Factors also include, but are not limited to, dependence on market and economic conditions, sales and margin risk, competition, information system risks, availability of supply of products, risks associated with the introduction of new product lines, product design risk, environmental risks, volatility of commodity prices, inventory risks, customer and vendor risks, acquisition and integration risks, availability of credit, credit risks, litigation risks and interest rate risks. A further description of these and other risks which could cause results to differ materially from those described in these forward-looking statements can be found in the periodic and other reports filed by CanWel with Canadian securities commissions and available on SEDAR ( In addition, a number of material factors or assumptions were utilized or applied in making the forward-looking statements, and may include, but are not limited to, assumptions regarding the performance of the Canadian economy, relatively stable interest rates, volatility of commodity prices, more limited availability of access to equity and debt capital markets to fund, at acceptable costs, the Corporation's future growth plans, the implementation and success of the integration of the Acquisition, and to enable the Corporation to refinance its debts as they mature, the Canadian housing and building materials market; the amount of the Company's cash flow from operations; tax laws; and the extent of the Company's future acquisitions and capital spending requirements or planning as well as the general level of economic activity, in Canada, and abroad, discretionary spending and unemployment levels.

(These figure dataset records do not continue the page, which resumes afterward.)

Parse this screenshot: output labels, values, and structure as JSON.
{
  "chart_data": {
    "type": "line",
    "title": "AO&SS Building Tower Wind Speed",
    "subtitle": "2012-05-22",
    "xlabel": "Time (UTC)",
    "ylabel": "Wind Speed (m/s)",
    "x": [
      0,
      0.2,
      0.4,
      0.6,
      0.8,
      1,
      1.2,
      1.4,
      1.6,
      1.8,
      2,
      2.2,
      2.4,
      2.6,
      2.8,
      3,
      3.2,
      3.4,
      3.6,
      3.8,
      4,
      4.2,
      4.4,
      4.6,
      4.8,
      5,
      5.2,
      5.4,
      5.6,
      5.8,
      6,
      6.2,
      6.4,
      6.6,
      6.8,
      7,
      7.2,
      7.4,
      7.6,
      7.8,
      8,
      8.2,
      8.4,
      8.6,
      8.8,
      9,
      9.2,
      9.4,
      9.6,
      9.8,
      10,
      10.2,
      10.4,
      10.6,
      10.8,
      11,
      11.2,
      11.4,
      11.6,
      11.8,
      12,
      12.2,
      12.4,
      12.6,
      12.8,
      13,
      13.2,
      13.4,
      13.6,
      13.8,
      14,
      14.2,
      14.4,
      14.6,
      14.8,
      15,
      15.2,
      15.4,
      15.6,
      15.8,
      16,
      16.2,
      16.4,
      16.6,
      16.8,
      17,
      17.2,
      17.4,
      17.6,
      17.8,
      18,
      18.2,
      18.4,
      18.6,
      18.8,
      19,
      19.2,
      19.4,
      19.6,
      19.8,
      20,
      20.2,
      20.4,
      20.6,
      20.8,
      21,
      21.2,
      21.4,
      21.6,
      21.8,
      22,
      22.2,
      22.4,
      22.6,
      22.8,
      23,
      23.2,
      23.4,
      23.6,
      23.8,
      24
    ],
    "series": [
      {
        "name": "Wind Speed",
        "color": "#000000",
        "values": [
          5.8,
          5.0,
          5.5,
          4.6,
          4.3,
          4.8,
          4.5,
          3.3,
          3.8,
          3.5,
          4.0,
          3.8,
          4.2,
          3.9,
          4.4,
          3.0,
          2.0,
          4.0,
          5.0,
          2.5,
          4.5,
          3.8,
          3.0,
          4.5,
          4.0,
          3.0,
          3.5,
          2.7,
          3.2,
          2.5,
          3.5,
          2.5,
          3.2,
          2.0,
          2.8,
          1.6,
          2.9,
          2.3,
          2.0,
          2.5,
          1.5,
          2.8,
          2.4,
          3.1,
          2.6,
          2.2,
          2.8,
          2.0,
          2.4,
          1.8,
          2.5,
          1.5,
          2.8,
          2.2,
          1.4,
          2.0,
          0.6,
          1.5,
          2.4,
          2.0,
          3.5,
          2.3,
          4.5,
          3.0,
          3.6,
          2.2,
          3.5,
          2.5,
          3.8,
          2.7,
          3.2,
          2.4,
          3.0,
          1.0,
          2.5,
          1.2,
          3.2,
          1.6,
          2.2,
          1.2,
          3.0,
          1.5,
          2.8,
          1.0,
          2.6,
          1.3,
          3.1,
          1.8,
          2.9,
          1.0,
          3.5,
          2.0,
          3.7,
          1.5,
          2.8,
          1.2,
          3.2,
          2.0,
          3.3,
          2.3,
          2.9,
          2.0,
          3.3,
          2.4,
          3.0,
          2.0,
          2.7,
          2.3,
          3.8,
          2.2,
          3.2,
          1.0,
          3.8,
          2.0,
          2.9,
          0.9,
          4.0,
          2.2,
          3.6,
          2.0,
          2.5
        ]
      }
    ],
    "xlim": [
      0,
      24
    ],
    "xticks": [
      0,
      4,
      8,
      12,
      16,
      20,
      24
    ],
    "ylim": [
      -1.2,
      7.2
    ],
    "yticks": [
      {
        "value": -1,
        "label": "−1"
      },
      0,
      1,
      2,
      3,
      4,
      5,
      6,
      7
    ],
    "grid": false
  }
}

These forward-looking statements speak only as of the date of this press release. CanWel does not undertake, and specifically disclaims, any obligation to update or revise any forward looking information, whether as a result of new information, future developments or otherwise, except as required by applicable law.

(1) Please refer to our Q4 and Full Year 2010 MD&A for further information. 
(2) GAAP is defined as Generally Accepted Accounting Principles in Canada. 
(3) In the discussion, reference is made to EBITDA, which represents earnings from continuing operations before interest, provision for income taxes, gain or loss on sale of fixed assets, depreciation and amortization, goodwill impairment loss and stock-based compensation. EBITDA is not a measure of earnings or financial performance recognized by GAAP and does not have standardized meanings prescribed by GAAP. This is a non-GAAP measure and, as there is no generally accepted method of calculating EBITDA, the measure as calculated by the Company may not be comparable to similarly-titled measures reported by other companies. EBITDA is presented as we believe it is a useful indicator of a Company's ability to meet debt service and capital expenditure requirements and because we interpret trends in EBITDA as an indicator of relative operating performance. EBITDA should not be considered by an investor as an alternative to net income or cash flows as determined in accordance with GAAP.
(4) In the discussion, reference is made to Adjusted EBITDA, which is EBITDA as defined in (3) above, before certain one time or unusual items and foreign exchange losses or gains. This is a non-GAAP measure and, as there is no generally accepted method of calculating Adjusted EBITDA, the measure as calculated by the Company may not be comparable to similarly-titled measures reported by other companies. Adjusted EBITDA is presented as we believe it is a useful indicator of the Company's ability to meet debt service and capital expenditure requirements from its regular business, before non-recurring items. Adjusted EBITDA should not be considered by an investor as an alternative to net income or cash flows as determined in accordance with GAAP.